Google launches My Maps, plugs local search holes.

来源:百度文库 编辑:神马文学网 时间:2024/10/04 18:43:16
April 4, 2007
ByLeah Messinger
Hackers have done it for years. So have JavaScript users. Now you can, too.
Google on Thursday was poised to launch My Maps, a new Google Maps interface that allows visitors to easily create map-based mashups.
Google has offered for free the Google Maps API, a programming interface for making mashups, user-generated content derived from multiple sources. But only those fluent in JavaScript could take advantage of this feature and they could not charge for their mashups.
As of Thursday, however, less tech-savvy users can develop similar map-based mashups, featuring specific locations, embedded video, uploaded photos, and original text.
“It gives people easy-to-use tools to be creative and generate their own mashups,” wrote analyst Greg Sterling in an email.
In the internal Google contest that served as a trial run for My Maps, Google employees developed mashups showing the best cafés in Paris; a red-and-blue map illustrating the results of the 2004 presidential election, along with related percentages; and a map, including videos and photos, illustrating a Johns Hopkins University student’s Route 66 summer research project.
Another Google worker made a résumé mashup featuring pinpoints showing former workplaces and text balloons describing job responsibilities.
Myriad Benefits
For Google, the benefits of such an interface are manyfold. For one, the company gets free content. Mashup makers can choose to keep their mashups private, but they can also make them public.

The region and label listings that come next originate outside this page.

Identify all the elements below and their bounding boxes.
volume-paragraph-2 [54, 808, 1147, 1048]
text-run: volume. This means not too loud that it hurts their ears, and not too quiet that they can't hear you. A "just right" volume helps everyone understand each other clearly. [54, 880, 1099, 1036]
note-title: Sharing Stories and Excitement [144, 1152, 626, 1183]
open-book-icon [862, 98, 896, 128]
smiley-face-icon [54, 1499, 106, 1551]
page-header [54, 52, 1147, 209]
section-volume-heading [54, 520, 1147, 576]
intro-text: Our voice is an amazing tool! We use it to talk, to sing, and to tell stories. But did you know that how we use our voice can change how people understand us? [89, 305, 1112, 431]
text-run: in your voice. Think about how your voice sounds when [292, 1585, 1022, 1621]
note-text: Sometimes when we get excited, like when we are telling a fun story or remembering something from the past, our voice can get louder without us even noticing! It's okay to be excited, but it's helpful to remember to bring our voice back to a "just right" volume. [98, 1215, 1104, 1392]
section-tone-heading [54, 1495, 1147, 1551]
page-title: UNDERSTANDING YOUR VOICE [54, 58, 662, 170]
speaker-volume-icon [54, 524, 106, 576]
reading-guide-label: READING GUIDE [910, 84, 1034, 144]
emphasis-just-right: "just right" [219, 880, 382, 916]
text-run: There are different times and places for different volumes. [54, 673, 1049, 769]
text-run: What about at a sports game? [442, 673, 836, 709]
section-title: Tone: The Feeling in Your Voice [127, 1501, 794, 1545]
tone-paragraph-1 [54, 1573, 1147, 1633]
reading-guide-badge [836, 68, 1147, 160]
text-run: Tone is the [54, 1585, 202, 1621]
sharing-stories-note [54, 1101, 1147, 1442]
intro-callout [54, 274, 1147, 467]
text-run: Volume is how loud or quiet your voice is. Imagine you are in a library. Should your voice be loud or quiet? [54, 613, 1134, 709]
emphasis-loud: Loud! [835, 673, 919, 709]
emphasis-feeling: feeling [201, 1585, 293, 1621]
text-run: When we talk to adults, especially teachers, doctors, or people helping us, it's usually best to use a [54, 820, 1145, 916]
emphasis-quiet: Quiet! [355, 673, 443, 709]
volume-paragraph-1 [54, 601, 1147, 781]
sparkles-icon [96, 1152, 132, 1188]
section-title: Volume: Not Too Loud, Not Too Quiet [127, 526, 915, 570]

With the launch, user-generated content will begin appearing below main map search results.
And in regions outside the 10 countries in which Google now offers local business search, user-generated content will fill some gaping holes. “In countries where we haven’t yet launched Google Maps, this will provide content in the meantime,” said company spokesperson Megan Quinn.
My Maps will also allow Google a way to organize obscure information the company likely would otherwise overlook. “From a strategic perspective, Google wouldn’t staff any resources to work on making the best bird-watching maps for Finland,” said product manager Jessica Lee. Now Finnish birders—or Google Maps users with a burning interest in Nordic birds—have the opportunity to create those maps themselves.
“It will be interesting to see what people generate with it,” Mr. Sterling said.